Crunch! Crunch! As grandes mordidas que o menino dava na maçã faziam-se ouvir na noite silenciosa que ele contemplava da janela de seu quarto na fazenda. Sentia sono e pensava em coisas tão absurdas que poderia muito bem sonhá-las, ao invés de pensá-las. — Todas as pessoas sonham coisas absurdas, mas somente os tolos pensam coisas desse tipo — repreendeu-se, espantando um pouco o sono. O que diriam os garotos da escola, se pudessem ler seus pensamentos? Imaginou se eles poderiam, afinal eram sempre tão espertos... Crunch! Crunch!

— Ei, você aí! — a voz de alguém que cochichava quando queria mesmo gritar chegou até ele, vindo de algum lugar lá fora. — Quer parar com esse barulho? Assim você vai espantar as estrelas todas!

— Quê? — ele procurou com os olhos, até achar um bicho de pêlo grosso e marrom, usando uma regata branca e óculos escuros enormes, apesar de ser noite.

— Isso mesmo! Hoje é quarta-feira, e às quartas-feiras eu sempre como uma estrela frita. Estou tentando pegar alguma, então fique quieto, ou vou acabar sem jantar! — a criatura continuava meio gritando e meio cochichando.

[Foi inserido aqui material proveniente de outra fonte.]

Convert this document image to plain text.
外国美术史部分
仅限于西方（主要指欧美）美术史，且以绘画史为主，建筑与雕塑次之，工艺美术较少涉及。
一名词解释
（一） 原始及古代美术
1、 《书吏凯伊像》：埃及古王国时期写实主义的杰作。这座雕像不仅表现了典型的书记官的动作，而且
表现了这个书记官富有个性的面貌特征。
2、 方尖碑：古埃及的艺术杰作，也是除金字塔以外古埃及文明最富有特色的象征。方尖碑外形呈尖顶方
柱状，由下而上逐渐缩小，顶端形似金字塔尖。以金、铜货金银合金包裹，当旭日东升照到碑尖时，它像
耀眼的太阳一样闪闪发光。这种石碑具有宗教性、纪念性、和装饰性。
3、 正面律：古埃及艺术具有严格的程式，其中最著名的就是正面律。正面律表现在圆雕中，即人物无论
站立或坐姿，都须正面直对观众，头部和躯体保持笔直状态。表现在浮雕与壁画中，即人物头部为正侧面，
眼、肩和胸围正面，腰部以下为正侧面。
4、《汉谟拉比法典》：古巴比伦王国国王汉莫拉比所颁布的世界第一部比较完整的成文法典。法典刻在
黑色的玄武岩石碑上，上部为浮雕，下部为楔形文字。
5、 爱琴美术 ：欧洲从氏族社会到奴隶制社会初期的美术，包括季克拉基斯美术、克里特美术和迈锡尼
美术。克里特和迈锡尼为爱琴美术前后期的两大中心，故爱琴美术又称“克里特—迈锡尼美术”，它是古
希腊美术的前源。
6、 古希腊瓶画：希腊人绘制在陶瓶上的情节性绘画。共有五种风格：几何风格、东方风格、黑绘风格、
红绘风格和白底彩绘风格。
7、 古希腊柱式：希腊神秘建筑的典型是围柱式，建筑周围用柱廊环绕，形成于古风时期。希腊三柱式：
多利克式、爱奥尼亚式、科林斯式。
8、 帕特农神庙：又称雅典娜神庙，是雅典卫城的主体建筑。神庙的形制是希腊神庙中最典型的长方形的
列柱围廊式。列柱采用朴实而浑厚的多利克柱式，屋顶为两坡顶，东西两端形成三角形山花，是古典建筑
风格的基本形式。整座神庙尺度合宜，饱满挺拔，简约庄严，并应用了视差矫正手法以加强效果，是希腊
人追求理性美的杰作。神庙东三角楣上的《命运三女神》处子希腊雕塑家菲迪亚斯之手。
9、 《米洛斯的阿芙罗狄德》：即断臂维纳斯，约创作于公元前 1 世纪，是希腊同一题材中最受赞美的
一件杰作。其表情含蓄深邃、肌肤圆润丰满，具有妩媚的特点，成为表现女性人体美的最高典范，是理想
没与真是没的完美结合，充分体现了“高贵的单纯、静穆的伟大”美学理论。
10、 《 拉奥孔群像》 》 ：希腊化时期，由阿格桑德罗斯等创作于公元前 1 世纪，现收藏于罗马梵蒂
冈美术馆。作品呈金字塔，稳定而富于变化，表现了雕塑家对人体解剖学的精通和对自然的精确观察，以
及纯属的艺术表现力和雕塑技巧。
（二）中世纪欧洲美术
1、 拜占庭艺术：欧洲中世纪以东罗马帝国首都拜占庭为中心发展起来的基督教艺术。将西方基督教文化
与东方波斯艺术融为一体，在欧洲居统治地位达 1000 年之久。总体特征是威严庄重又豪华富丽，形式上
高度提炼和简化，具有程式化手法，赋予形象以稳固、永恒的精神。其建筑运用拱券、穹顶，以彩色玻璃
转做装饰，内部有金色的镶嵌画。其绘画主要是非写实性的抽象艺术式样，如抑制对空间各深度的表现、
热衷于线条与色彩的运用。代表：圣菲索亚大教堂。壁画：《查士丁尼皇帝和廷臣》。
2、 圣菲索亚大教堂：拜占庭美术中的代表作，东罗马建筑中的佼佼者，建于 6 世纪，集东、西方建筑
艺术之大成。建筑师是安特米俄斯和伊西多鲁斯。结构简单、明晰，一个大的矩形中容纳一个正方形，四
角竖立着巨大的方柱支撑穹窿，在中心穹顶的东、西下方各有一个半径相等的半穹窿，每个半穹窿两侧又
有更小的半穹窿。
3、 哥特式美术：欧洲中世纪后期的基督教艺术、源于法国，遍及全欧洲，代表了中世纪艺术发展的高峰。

— Está bem. Desculpe... Quer ajuda para pegar sua estrela?

O estranho animal ergueu um pouco os óculos escuros e apertou os olhos para olhar o menino, como que o examinando. — Seria conveniente — disse.

O menino pulou a janela para fora de casa com a facilidade da experiência, acabou de comer sua maçã e ajeitou as que ainda tinha no bolso da calça. Viu que o estranho trazia consigo uma mala, da qual lutava para tirar um objeto que lembrava muito uma caixa de ferramentas com uma escotilha em um dos lados. — O que é isso? — quis saber, enquanto via a criatura marrom arfar de cansaço pela briga com a bolsa.

— É minha invenção, o escadestelar — a luta agora era com a escotilha que não queria girar. Irritado, deu um chute e ela cedeu. Uma escada começou a se desenrolar de dentro da máquina e a crescer em direção ao céu. — Finalmente! — apoiava as mãos na cintura. — Dê-me uma das suas maçãs, sim? Para abrir o apetite.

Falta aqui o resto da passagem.